Question 4 - Reading and Writing Practice Test for the PSAT/NMSQT Exam

What is most likely the purpose of the provided passage?

An excerpt from “The Discovery of the New World and the End of the Old” lecture by Lynn Nelson

We have said that most of the population of medieval Europe went to bed hungry and that their diet was unbalanced and boring at best. The new plants that were introduced from the New World changed that situation. A medieval peasant could expect to harvest about 600 pounds of wheat from an acre of land. It took a long time for the Europeans to get used to these new plants, but when that same acre of land was planted in potatoes—native to South America—the peasant could plan on harvesting 50,000 pounds of food. It was even harder for the Europeans to get adjusted to corn—eating it made many of them sick, and they weren’t accustomed to planting row crops in their fields—but they could harvest 1800 pounds of corn on the acre that had given them only 600 pounds of wheat. Some Europeans, such as the Italians, eventually became used to corn, but it was used primarily as food for chicken, geese and other fowl, and for pigs.
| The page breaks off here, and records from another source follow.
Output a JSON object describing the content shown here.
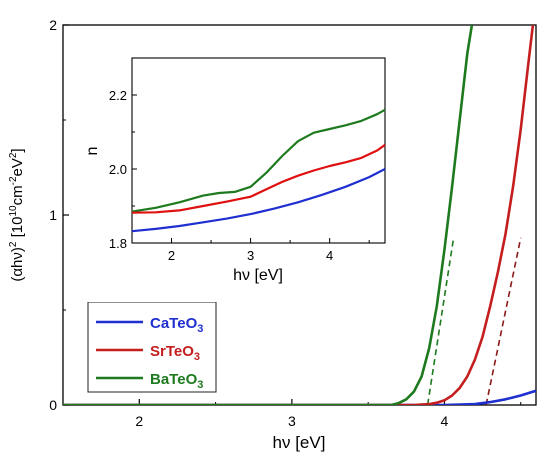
{
  "chart_data": [
    {
      "type": "line",
      "xlabel": "hν [eV]",
      "ylabel_parts": [
        "(αhν)",
        "2",
        " [10",
        "10",
        "cm",
        "-2",
        "eV",
        "2",
        "]"
      ],
      "xlim": [
        1.5,
        4.6
      ],
      "ylim": [
        0,
        2
      ],
      "xticks": [
        "2",
        "3",
        "4"
      ],
      "yticks": [
        "0",
        "1",
        "2"
      ],
      "legend_position": "bottom-left",
      "series": [
        {
          "name": "CaTeO",
          "subscript": "3",
          "color": "#1f2fd0",
          "x": [
            1.5,
            2.0,
            3.0,
            4.0,
            4.2,
            4.3,
            4.4,
            4.5,
            4.6
          ],
          "y": [
            0,
            0,
            0,
            0,
            0.005,
            0.015,
            0.03,
            0.05,
            0.075
          ]
        },
        {
          "name": "SrTeO",
          "subscript": "3",
          "color": "#c41e1e",
          "x": [
            1.5,
            3.0,
            3.8,
            3.9,
            3.95,
            4.0,
            4.05,
            4.1,
            4.15,
            4.2,
            4.25,
            4.3,
            4.35,
            4.4,
            4.45,
            4.5,
            4.55,
            4.58
          ],
          "y": [
            0,
            0,
            0,
            0.005,
            0.012,
            0.025,
            0.05,
            0.09,
            0.15,
            0.24,
            0.36,
            0.52,
            0.7,
            0.9,
            1.15,
            1.45,
            1.8,
            2.0
          ]
        },
        {
          "name": "BaTeO",
          "subscript": "3",
          "color": "#1e7a1e",
          "x": [
            1.5,
            3.0,
            3.65,
            3.7,
            3.75,
            3.8,
            3.85,
            3.9,
            3.95,
            4.0,
            4.05,
            4.1,
            4.15,
            4.18
          ],
          "y": [
            0,
            0,
            0,
            0.01,
            0.03,
            0.07,
            0.15,
            0.3,
            0.52,
            0.82,
            1.15,
            1.5,
            1.85,
            2.0
          ]
        }
      ],
      "fits": [
        {
          "color": "#1e7a1e",
          "x": [
            3.88,
            4.06
          ],
          "y": [
            -0.05,
            0.88
          ]
        },
        {
          "color": "#8b1a1a",
          "x": [
            4.26,
            4.5
          ],
          "y": [
            -0.05,
            0.88
          ]
        }
      ]
    },
    {
      "type": "line",
      "xlabel": "hν [eV]",
      "ylabel": "n",
      "xlim": [
        1.5,
        4.7
      ],
      "ylim": [
        1.8,
        2.3
      ],
      "xticks": [
        "2",
        "3",
        "4"
      ],
      "yticks": [
        "1.8",
        "2.0",
        "2.2"
      ],
      "series": [
        {
          "color": "#1e7a1e",
          "x": [
            1.5,
            1.8,
            2.1,
            2.4,
            2.6,
            2.8,
            3.0,
            3.2,
            3.4,
            3.6,
            3.8,
            4.0,
            4.2,
            4.4,
            4.6,
            4.7
          ],
          "y": [
            1.885,
            1.895,
            1.91,
            1.928,
            1.935,
            1.938,
            1.952,
            1.99,
            2.035,
            2.075,
            2.098,
            2.108,
            2.118,
            2.13,
            2.148,
            2.16
          ]
        },
        {
          "color": "#e01010",
          "x": [
            1.5,
            1.8,
            2.1,
            2.4,
            2.7,
            3.0,
            3.2,
            3.4,
            3.6,
            3.8,
            4.0,
            4.2,
            4.4,
            4.6,
            4.7
          ],
          "y": [
            1.882,
            1.883,
            1.888,
            1.9,
            1.912,
            1.925,
            1.945,
            1.965,
            1.982,
            1.996,
            2.008,
            2.018,
            2.03,
            2.05,
            2.065
          ]
        },
        {
          "color": "#1f2fd0",
          "x": [
            1.5,
            1.8,
            2.1,
            2.4,
            2.7,
            3.0,
            3.3,
            3.6,
            3.9,
            4.2,
            4.5,
            4.7
          ],
          "y": [
            1.832,
            1.838,
            1.846,
            1.856,
            1.866,
            1.878,
            1.893,
            1.91,
            1.93,
            1.952,
            1.978,
            2.0
          ]
        }
      ]
    }
  ]
}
If the introduction of potatoes produced a caloric revolution, the acceptance of corn brought about a protein revolution. Since the land of Europe could now produce more food, the relative price of food began to drop. The productive capacity of the land had caught up with the population, and the average European could now eat more. The Europeans, in turn, introduced corn into Africa and sweet potatoes in China, where these new foods also changed conditions dramatically.